• The color wheel, de Alex Ross Perry (USA, 2011)

Je like cet article sur les réseaux sociaux de l'internet!

Où ?

Au MK2 Beaubourg

Quand ?

Mercredi soir, à 22h

Avec qui ?

Seul

Et alors ?

Ces dernières années, le cinéma indépendant américain est devenu un marché aussi porteur et segmenté que son équivalent hollywoodien – et il est devenu bien difficile de ne pas trouver dans son catalogue quelque chose à même d’intéresser chacun d’entre nous. Ainsi en ce qui me concerne, après avoir fait l’impasse sur les productions tendant vers le « southern gothic » de juillet (Summertime, A little closer), je me suis senti autrement plus attiré par The color wheel. Ses marginaux appartiennent à une autre famille, bien identifiée elle aussi : celle des intellos de la côte Est du pays, au cursus scolaire d’une durée proportionnelle à la profusion de leurs angoisses existentielles. Colin et J.R. sont frère et sœur, et par conséquent se détestent et se connaissent mutuellement mieux que n’importe qui d’autre le pourrait. Lui est le chaînon manquant entre Michael Cera et Woody Allen (à tous points de vue : âge, manque de confiance en soi, timbre de voix et gestuelle), elle reproduit le modèle du personnage aux ambitions trop hautes pour être atteintes, teinté d’une dose d’ironie ; l’ambition en question consiste à devenir présentatrice de journal tv, ce qui peut être vu comme illustre ou sans valeur.

Le scénario, écrit par les interprètes des deux rôles, adopte la forme d’un road-movie afin d’alterner des moments où Colin et J.R. sont seuls dans leur bulle, et d’autres où la réalité extérieure s’impose à eux. Ce balancement se double d’un autre, dans le rapport du film à ses héros. Il ne prend jamais parti pour ou contre eux, et les présente comme étant tour à tour attachants ou repoussants, drôles ou désagréables. Au contraire d’un road-movie ordinaire, qui fonctionne par l’exécution de variations sur un canevas constant, ici les cartes de caractère et de péripéties sont rebattues intégralement à l’orée de chaque scène. La première conséquence de cela est que les séquences sont inégales, certaines d’entre elles ne décollant pas, par paresse ou faute de trouver la clé débloquant le (mauvais) génie de la situation. La seconde conséquence est que les scènes réussies le sont superbement. Dans ces moments, l’alchimie entre les premiers et les seconds rôles, entre les rancœurs envers autrui et le dégoût de soi, l’embarras et l’arrogance, enfante un drôle d’humour, à la fois savoureux et inconfortable. Savoureux par l’entremise du grand sens du comique de cinéma – que ce soit par les mots, les corps, le montage – que démontre Alex Ross Perry, réalisateur en plus de scénariste et acteur. Inconfortable car refusant lui-même tout confort, en choisissant d’avancer sans filet au-dessus du vide des sentiments mis à nu.

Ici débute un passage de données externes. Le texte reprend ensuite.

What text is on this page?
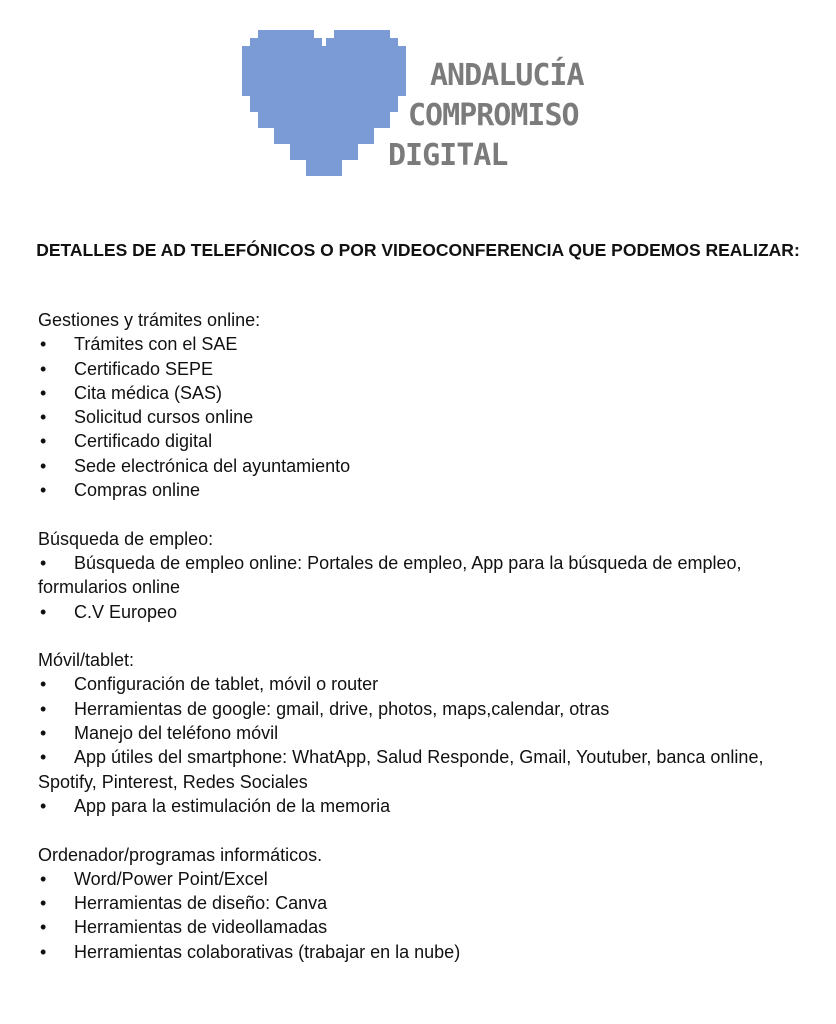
ANDALUCÍA
COMPROMISO
DIGITAL
DETALLES DE AD TELEFÓNICOS O POR VIDEOCONFERENCIA QUE PODEMOS REALIZAR:
Gestiones y trámites online:
•Trámites con el SAE
•Certificado SEPE
•Cita médica (SAS)
•Solicitud cursos online
•Certificado digital
•Sede electrónica del ayuntamiento
•Compras online
Búsqueda de empleo:
•Búsqueda de empleo online: Portales de empleo, App para la búsqueda de empleo, formularios online
•C.V Europeo
Móvil/tablet:
•Configuración de tablet, móvil o router
•Herramientas de google: gmail, drive, photos, maps,calendar, otras
•Manejo del teléfono móvil
•App útiles del smartphone: WhatApp, Salud Responde, Gmail, Youtuber, banca online, Spotify, Pinterest, Redes Sociales
•App para la estimulación de la memoria
Ordenador/programas informáticos.
•Word/Power Point/Excel
•Herramientas de diseño: Canva
•Herramientas de videollamadas
•Herramientas colaborativas (trabajar en la nube)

Ce rire amer atteint son paroxysme dans une asphyxiante soirée de réunion d’anciens élèves, où Colin et J.R. se retrouvent sans trop le vouloir. Perry commence par tirer le fil, attendu, de la confrontation « us vs. them », puis emmène la scène bien plus loin qu’on pouvait l’anticiper, dans un cul-de-sac engloutissant les espérances et les mérites de tous les invités, sans exception, quelle que soit leur position dans l’échelle sociale du groupe. De ce nivellement par ce qu’il y a de plus bas, le vitriol le plus pur, ne peut émerger qu’une scène aussi extrême que celle qui vient conclure The color wheel. Sans en divulguer la teneur, elle est tout à fait juste dans sa captation de l’ébranlement d’un tabou parmi les plus marqués – mais perdant tout pouvoir contraignant dès lors que c’est le système de valeurs dans son ensemble qui ne vaut plus rien, qu’il s’est effondré en abandonnant Colin et J.R. à un état d’impunité absolue. Ce que l’on peut en revanche reprocher au film est de s’interrompre au plus fort de son élan ; de ne pas poursuivre après cette énorme transgression, qui aurait pu (dû) être son tremplin pour pousser encore plus loin la pratique de la liberté. Le brutal clap de fin nous laisse en plan, frustrés, dans la droite ligne d’un film qui souffle le chaud et le froid.